Thursday, September 8, 2022

Review The Insurgents, David Petraeus And The Plot To Change The American Way Of War

Kaplan, Fred, The Insurgents, David Petraeus And The Plot To Change The American Way Of War, New York: Simon & Schuster, 2013


 

Journalist Fred Kaplan had a good idea behind writing The Insurgents, David Petraeus And The Plot To Change The American Way. He wanted to explain how a small group of U.S. army officers, academics and think tankers tried to incorporate counterinsurgency into military doctrine to save the failing wars in Iraq and Afghanistan. He goes into the ideas they shared, the books they read, the papers they wrote and their role in the two conflicts. Most of the book is about Iraq with only the last few chapters switching to Afghanistan under the Obama administration. Kaplan believed that counterinsurgency was institutionalized within the U.S. army, but the book has one gaping hole, an assessment of whether the new strategy worked or not.

 

Kaplan focused upon several individuals but the re-occurring characters were John Nagl, David Kilcullen and General David Petraeus. After Vietnam the U.S. military tried to put counterinsurgency behind it and returned to planning for war versus the Soviet Union. That meant when the U.S. invaded Iraq and was faced with a new insurgency it had no strategy or tactics to deal with. Nagl, Kilcullen and Petraeus all served in Iraq and had a background in dealing with small wars like this. They and others held meetings, conferences, wrote papers, and lobbied their superiors at the Pentagon to include counterinsurgency in American doctrine. Kaplan presents this a story of the determined few against the status quo. It’s also apparent that Nagl, Kilcullen and Petraeus were the main sources for his book because they dominate the narrative.

 

Most of the military was diametrically opposed to counterinsurgency because they were trained in fighting the Cold War. They also looked down at wars like Iraq and Afghanistan and the ideas behind counterinsurgency. Instead of focusing upon firepower and killing the enemy counterinsurgency talked about protecting the population, winning legitimacy for the host government, spending money to restore services, and more. It emphasized that these types of wars were political battles more than military ones. Kaplan shows how taking a conventional military approach helped screw up Iraq. Doing raids, kicking down doors, arresting all males, etc. were not only ineffective against the Iraqi insurgency but turned much of the population against the U.S. and made the situation worse.

 

Through constant lobbying this group was able to start counterinsurgency campaigns in Iraq in 2007 and Afghanistan in 2009. Petraeus would end up leading both efforts. This is where The Insurgents falls apart. It goes into the planning, the implementation and some of the effects of these two efforts but it never says whether they worked. Kaplan points out that the goal of both wars became pushing the two governments to carry out reforms to undermine the militants and gain the public’s support.
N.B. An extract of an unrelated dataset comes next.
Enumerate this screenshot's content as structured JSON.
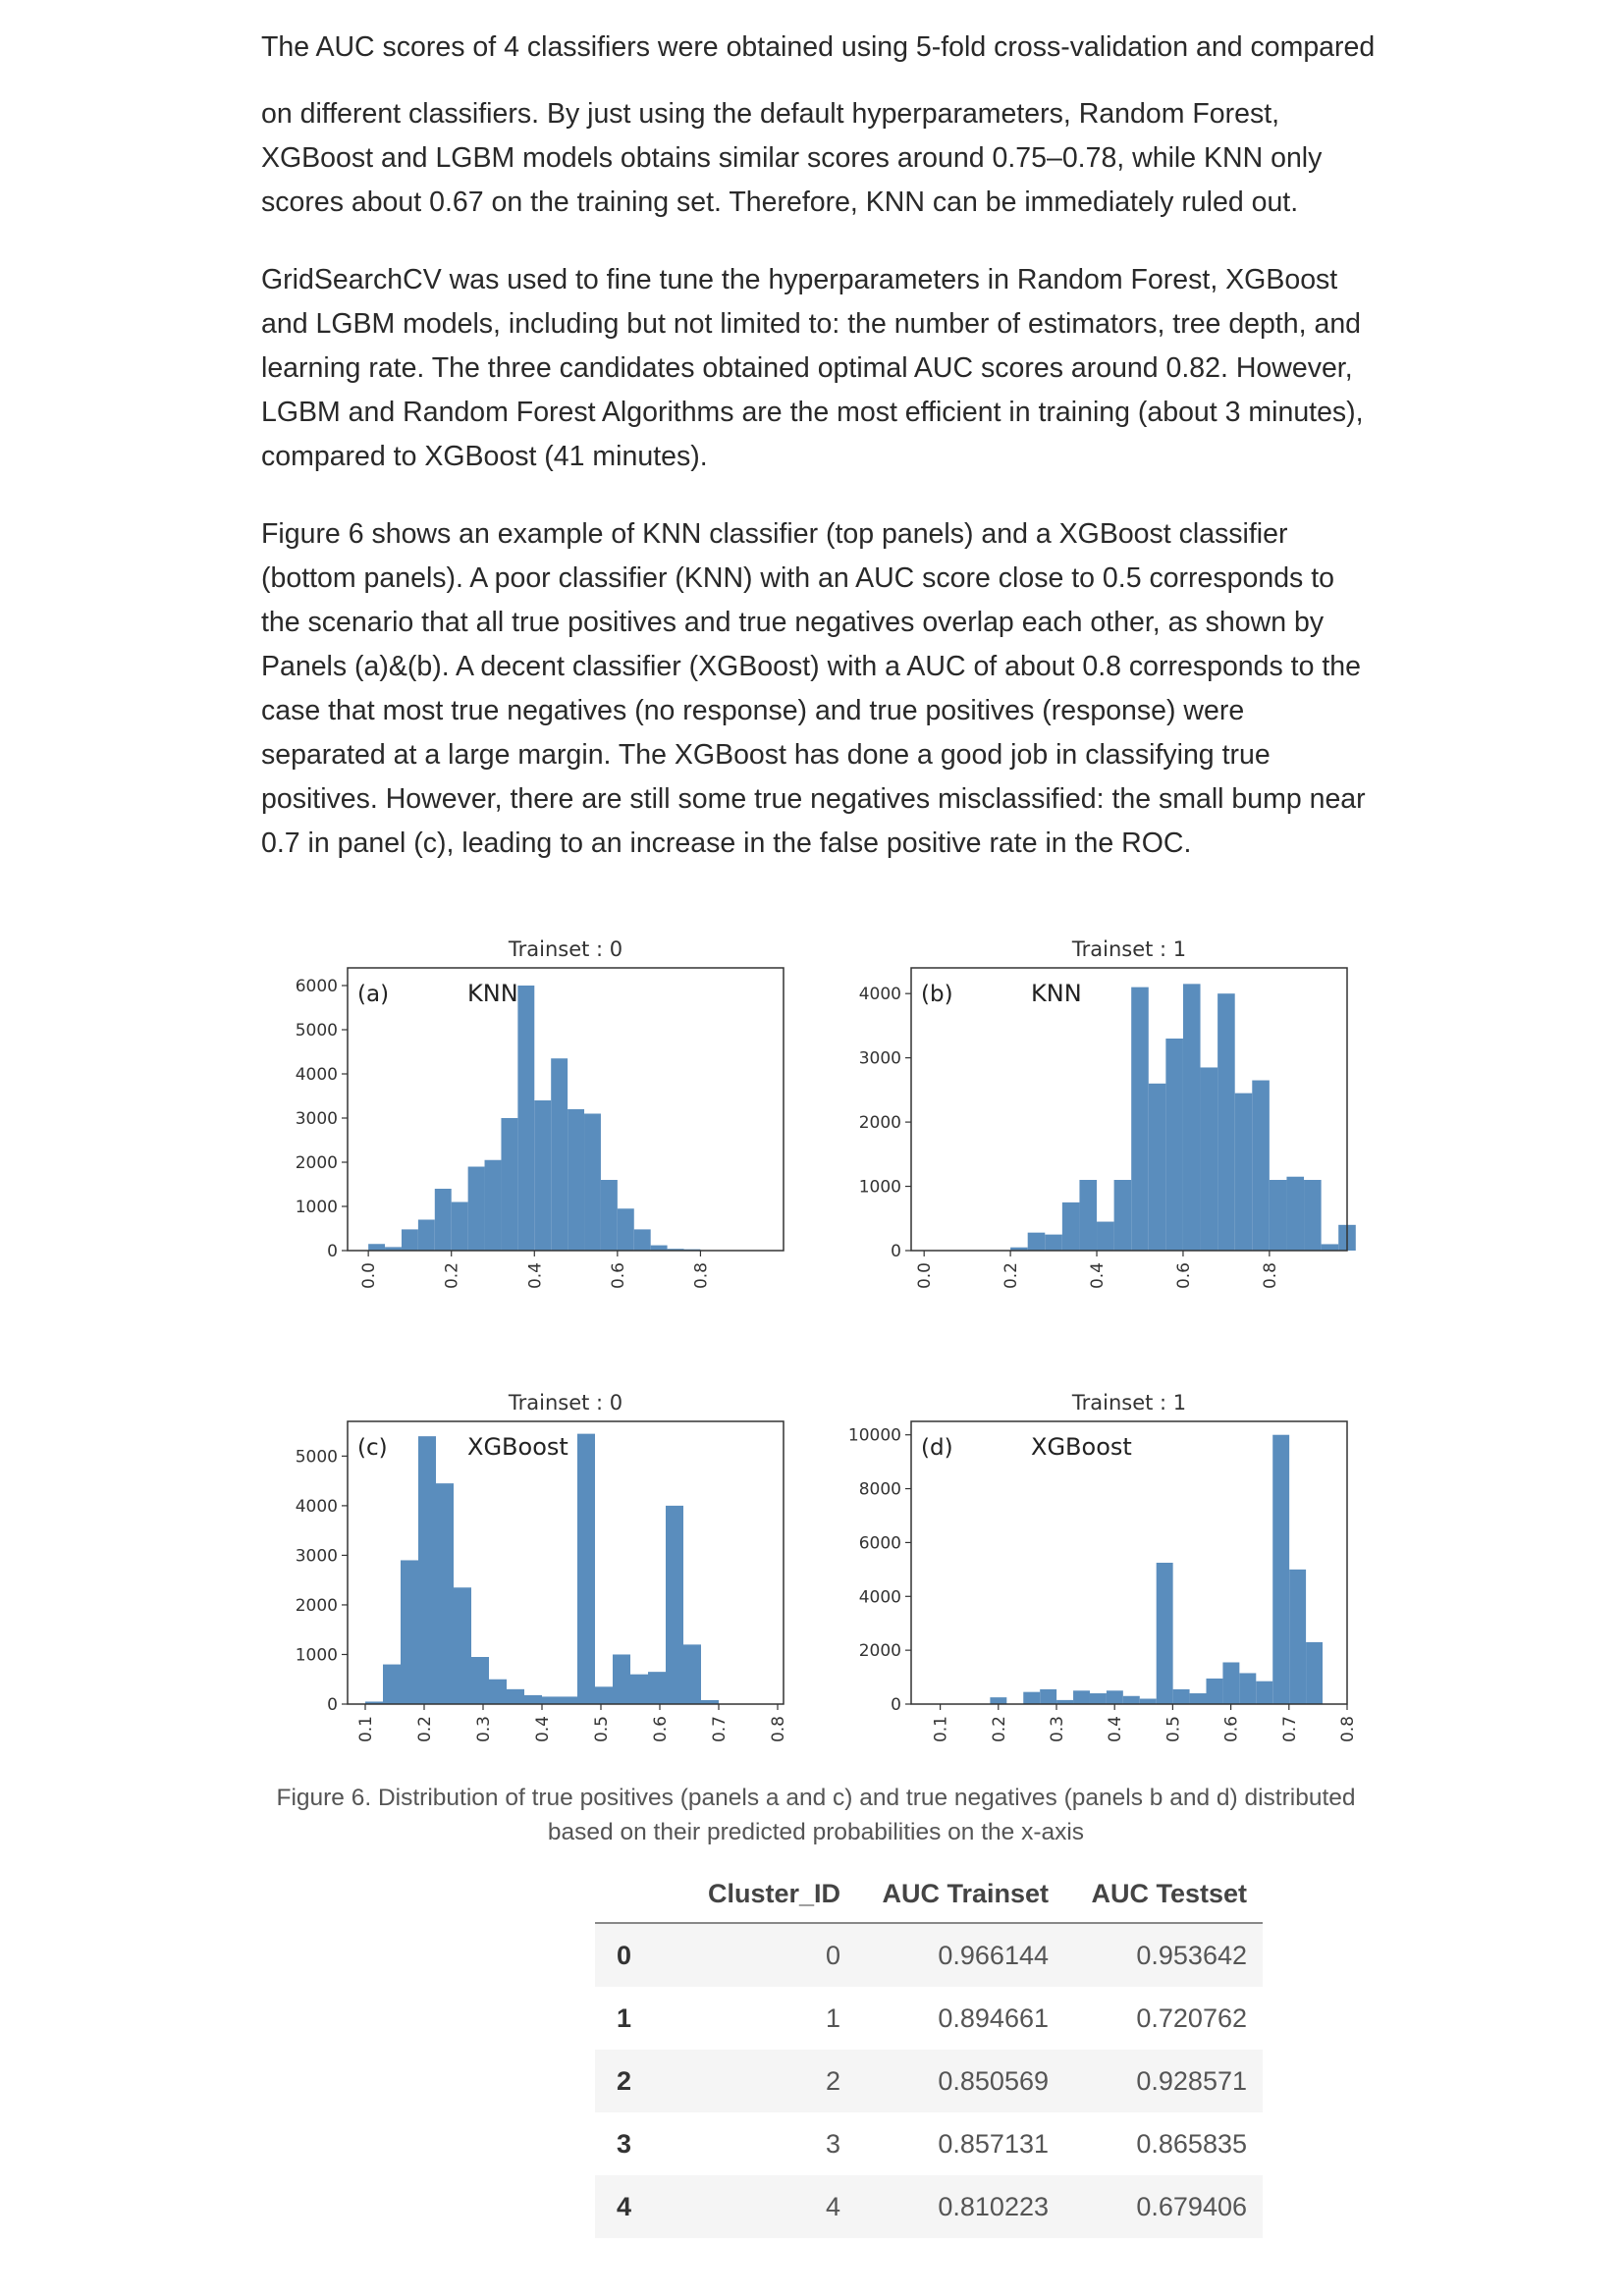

The Iraqi government was a participant in the civil war. The Afghan government was thoroughly corrupt. Neither was open to many changes. That’s where the author leaves it. Perhaps he was reluctant to go further because both wars were on going when his book was published but he implies that neither campaign worked but he’s just unwilling to go there. He seemed more concerned with the group of thinkers and their impact upon the U.S. military than their impact on Iraq and Afghanistan. This is a major shortcoming because to argue for counterinsurgency and not give it an assessment only tells part of the story.

 

The Insurgents is about a war of ideas within the U.S. military more than whether those concepts were effective out in the field. Kaplan got caught up on his group of strategists and their fight for acceptance. He believed they won their bureaucratic battle and got counterinsurgency codified within doctrine and the officers that carried it out were promoted through the ranks. In fact, the American military has tried to put Iraq behind it just like it did with Vietnam and gone back to thinking about confrontations with major powers once again. Kaplan also implies that the U.S. had very difficult times winning legitimacy for the Iraqi and Afghan governments but didn’t come out and say that the attempt to push reforms Washington wanted largely failed. That’s the reason why the war with the Islamic State broke out in Iraq in 2014 and the Afghan government fell to the Taliban in 2020. That doesn’t make The Insurgents a bad book but it’s mostly good for reading about the debate within the U.S. military rather than implementing counterinsurgency.